Solved – Common values used for hyperparameter grid search

algorithmsmachine learningoptimizationscikit learn

When performing a grid search for exploring optimal hyperparameters, what are the typical values, or ranges, that are commonly used for alpha, epsilon, gamma, lambda, C, etc? I'm not focused on a particular algorithm at the moment. And I realize each problem is going to be different. But just wondering if anybody has a resource they can share that provides typical values or ranges that would be good starting points for hyperparameter tuning.

Best Answer

This is going to be very dependent on the algorithm, but I can answer for glmnet.

Glmnet is fit through a cyclical coordinate descent, we apply an update rule to each coordinate in turn and iterate until convergence. The update rule is equation 5 in this paper.

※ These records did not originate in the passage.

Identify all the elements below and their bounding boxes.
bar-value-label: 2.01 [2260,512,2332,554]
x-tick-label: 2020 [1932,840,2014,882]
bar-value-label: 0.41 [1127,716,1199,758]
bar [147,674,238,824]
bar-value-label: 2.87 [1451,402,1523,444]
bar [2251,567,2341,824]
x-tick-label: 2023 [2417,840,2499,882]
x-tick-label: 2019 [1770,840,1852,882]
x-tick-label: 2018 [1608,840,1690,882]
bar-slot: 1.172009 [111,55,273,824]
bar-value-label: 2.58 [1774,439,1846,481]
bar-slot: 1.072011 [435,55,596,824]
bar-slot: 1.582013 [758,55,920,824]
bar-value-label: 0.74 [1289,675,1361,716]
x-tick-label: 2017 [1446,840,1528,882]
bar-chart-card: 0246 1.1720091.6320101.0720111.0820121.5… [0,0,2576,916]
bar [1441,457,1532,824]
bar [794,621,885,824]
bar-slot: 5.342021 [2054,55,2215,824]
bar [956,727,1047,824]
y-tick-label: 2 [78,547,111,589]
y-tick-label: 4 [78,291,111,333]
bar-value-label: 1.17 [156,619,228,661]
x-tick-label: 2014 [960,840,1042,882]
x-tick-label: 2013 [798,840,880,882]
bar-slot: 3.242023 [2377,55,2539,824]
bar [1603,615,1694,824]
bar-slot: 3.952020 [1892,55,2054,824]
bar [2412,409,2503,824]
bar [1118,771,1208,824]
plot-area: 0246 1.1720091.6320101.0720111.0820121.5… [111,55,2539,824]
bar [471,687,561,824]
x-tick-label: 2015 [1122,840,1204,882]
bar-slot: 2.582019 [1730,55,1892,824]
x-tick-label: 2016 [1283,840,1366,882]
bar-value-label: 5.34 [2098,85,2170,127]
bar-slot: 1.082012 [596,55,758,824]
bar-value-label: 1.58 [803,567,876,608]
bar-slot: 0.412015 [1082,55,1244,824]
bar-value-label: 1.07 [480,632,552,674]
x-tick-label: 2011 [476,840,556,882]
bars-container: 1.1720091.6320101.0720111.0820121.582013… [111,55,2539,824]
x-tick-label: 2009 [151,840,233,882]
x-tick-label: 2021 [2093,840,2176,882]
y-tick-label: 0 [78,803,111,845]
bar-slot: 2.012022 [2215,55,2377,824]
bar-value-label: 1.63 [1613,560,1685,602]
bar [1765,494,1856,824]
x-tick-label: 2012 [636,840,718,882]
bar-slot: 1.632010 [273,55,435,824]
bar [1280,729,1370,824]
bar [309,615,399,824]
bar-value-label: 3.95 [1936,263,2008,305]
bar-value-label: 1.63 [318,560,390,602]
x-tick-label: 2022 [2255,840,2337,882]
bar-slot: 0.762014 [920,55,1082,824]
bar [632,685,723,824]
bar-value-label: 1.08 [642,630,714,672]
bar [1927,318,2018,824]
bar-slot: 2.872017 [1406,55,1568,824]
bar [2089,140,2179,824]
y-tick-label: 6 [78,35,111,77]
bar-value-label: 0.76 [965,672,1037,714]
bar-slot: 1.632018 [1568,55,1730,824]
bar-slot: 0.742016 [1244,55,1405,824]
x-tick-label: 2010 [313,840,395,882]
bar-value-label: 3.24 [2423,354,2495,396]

As the authors note, this update rule implies that, if the some parameter $\beta_j$ is zero at some iteration, then it stays zero after the iteration if and only if

$$ \left| \langle x_j, y \rangle \right| < N \lambda \alpha $$

where $N$ is the number of training data points. If we let $\tilde \lambda$ denote the minimum lambda for which all parameters are estimated as zero (the set of all such lambdas is clearly an unbounded interval including infinity), the above relation tells us that

$$ N \alpha \tilde \lambda = \max_j \left| \langle x_j, y \rangle \right| $$

that is, all parameters are estimated as zero when

$$ \lambda > \frac{1}{N \alpha} \max_j \left| \langle x_j, y \rangle \right| $$

This gives us bounds on our grid search

  • When $ \lambda = 0$ we get the un-regularized model.
  • When $ \lambda > \tilde \lambda $ all parameters are zero.

To fill in the middle, glmnet breaks up this interval into multiplicatively even subintervals, i.e., subintervals whose endpoints are equally spaced on the logarithmic scale. My assumption is that this was done given some empirical evidence, but I'm not really sure.